“La Canzone di Marinella”: il capolavoro di De André che trasformò il dolore degli ultimi in poesia eterna
| di Giuseppe AmorelliFabrizio De Andrè apparteneva alla cosiddetta “Scuola genovese” dei cantautori italiani insieme a Gino Paoli, Umberto Bindi, Bruno Lauzi, Luigi Tenco, Sergio Endrigo, Piero Ciampi, Fabrizio Paolo Conte Essi si ispiravano, sia nei contenuti che nella forma, alla musica proveniente dall’America, quella rock e jazz in particolare e in primo luogo a Bob Dylan, ma successivamente anche ai “chansonniers” francesi che annoverava artisti come Jacques Brel, George Brassens, Charles Aznavour.

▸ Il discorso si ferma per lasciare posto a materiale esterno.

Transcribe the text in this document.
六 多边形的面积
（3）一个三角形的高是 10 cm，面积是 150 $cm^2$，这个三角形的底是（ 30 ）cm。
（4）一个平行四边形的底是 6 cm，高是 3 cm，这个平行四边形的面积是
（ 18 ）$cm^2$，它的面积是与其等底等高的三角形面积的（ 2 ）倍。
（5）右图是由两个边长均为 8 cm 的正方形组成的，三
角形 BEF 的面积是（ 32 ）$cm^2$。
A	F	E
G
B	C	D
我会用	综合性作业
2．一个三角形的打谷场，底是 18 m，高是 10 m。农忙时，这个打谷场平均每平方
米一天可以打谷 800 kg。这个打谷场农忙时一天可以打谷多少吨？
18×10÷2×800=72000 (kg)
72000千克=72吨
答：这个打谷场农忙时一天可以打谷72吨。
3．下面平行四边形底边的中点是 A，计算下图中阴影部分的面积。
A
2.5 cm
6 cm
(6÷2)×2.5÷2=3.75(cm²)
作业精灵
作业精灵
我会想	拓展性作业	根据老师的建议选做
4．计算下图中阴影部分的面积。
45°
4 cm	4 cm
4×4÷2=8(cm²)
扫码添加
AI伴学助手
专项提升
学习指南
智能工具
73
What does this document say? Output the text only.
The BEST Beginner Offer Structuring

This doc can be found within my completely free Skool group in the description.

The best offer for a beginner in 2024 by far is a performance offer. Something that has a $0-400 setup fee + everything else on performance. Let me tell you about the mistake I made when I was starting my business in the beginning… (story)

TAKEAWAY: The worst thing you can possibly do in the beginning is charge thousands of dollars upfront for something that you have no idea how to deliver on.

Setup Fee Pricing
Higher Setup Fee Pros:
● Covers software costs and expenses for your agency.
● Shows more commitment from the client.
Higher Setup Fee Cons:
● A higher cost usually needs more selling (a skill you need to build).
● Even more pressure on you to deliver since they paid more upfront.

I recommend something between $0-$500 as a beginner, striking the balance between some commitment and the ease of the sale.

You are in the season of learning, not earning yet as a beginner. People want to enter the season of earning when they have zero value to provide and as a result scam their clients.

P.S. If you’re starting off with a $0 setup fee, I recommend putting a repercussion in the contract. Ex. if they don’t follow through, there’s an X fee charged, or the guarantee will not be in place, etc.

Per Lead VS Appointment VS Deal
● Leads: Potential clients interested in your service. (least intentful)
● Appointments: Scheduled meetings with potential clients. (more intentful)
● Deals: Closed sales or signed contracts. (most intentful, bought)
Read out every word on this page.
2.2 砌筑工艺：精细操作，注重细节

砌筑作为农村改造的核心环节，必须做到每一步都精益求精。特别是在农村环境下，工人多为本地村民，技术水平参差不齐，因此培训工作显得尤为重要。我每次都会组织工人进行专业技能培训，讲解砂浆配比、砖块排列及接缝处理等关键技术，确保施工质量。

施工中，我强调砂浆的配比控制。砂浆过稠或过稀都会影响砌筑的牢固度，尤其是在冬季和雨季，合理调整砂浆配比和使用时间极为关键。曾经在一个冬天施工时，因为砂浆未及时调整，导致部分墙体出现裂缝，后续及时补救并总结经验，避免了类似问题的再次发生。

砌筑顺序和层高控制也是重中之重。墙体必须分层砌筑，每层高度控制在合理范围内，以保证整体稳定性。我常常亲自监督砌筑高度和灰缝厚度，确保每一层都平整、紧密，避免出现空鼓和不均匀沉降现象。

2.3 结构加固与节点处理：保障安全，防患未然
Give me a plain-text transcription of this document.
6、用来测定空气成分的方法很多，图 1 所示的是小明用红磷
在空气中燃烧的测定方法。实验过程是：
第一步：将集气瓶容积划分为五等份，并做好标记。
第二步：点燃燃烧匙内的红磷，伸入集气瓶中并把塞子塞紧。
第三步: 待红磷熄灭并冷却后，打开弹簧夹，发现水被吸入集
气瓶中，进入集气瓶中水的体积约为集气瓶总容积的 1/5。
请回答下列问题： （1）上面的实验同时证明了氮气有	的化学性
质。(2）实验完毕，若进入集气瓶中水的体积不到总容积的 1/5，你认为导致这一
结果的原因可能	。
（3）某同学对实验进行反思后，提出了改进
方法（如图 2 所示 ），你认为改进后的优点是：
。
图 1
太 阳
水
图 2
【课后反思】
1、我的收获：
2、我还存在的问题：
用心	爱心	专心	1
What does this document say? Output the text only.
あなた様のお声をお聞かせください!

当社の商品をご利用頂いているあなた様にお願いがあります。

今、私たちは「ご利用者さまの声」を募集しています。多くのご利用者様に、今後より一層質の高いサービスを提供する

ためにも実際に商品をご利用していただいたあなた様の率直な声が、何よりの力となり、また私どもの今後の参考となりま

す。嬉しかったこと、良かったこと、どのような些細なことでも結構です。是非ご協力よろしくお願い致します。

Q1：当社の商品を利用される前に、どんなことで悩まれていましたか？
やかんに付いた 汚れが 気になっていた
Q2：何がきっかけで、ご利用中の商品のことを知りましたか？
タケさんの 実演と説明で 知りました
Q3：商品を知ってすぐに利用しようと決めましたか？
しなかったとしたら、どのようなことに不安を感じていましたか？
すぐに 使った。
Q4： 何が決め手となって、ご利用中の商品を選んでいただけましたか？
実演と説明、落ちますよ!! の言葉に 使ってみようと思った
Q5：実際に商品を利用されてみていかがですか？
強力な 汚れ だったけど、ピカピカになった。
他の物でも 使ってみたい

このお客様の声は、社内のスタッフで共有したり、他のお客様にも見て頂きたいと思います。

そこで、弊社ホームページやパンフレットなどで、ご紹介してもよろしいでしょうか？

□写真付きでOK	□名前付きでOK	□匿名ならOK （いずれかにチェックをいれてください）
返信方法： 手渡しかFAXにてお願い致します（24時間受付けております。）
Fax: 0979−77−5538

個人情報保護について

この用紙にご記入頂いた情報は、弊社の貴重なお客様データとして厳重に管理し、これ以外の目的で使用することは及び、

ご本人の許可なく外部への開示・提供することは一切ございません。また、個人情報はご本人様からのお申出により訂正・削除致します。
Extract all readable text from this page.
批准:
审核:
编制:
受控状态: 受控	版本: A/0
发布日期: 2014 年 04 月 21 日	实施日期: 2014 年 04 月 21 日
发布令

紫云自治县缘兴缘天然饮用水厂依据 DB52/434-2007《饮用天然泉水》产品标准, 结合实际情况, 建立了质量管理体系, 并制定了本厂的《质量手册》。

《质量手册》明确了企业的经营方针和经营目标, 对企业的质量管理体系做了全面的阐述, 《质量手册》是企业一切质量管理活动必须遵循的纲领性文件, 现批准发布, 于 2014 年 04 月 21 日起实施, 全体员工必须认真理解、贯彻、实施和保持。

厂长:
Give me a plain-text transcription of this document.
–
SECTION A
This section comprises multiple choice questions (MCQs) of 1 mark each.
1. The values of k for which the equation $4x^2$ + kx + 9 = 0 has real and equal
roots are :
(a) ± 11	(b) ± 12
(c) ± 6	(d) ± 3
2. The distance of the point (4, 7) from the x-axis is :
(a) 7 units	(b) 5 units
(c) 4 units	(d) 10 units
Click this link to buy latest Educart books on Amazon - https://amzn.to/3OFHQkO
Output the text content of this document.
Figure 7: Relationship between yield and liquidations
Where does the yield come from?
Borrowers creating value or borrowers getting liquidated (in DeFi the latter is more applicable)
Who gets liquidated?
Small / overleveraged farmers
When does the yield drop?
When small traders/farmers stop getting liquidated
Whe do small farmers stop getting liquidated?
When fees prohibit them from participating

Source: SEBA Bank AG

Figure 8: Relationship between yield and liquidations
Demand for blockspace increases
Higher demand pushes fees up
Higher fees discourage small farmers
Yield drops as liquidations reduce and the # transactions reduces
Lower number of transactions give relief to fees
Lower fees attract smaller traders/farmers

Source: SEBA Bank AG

La “rivoluzione “ operata dai cantautori italiani, nel panorama musicale italiano di metà anni 60, è consistita nel mettere da parte la musica di largo consumo, ancora attardata sulle rime cuore/ amore / dolore, e sulla scorta di movimenti culturali, e infondere nei brani uno spirito nuovo di contestazione, di ribellismo, anticonformista, antiborghese, dove protagonista diventa il sociale Questi cantautori sono espressione dell’ ‘insoddisfazione giovanile sia in campo culturale, che sociale e anche sessuale contrapponendosi a quella delle generazioni precedenti. Vengono sottoposti a duro giudizio i valori fondamentali del passato: famiglia, scuola, istituzioni, religione ecc, e i rappresentanti di questi valori. La poesia e la musica di De André sono al servizio della società del suo tempo e rappresentano uno strumento potente di denuncia e di valorizzazione delle classi disagiate.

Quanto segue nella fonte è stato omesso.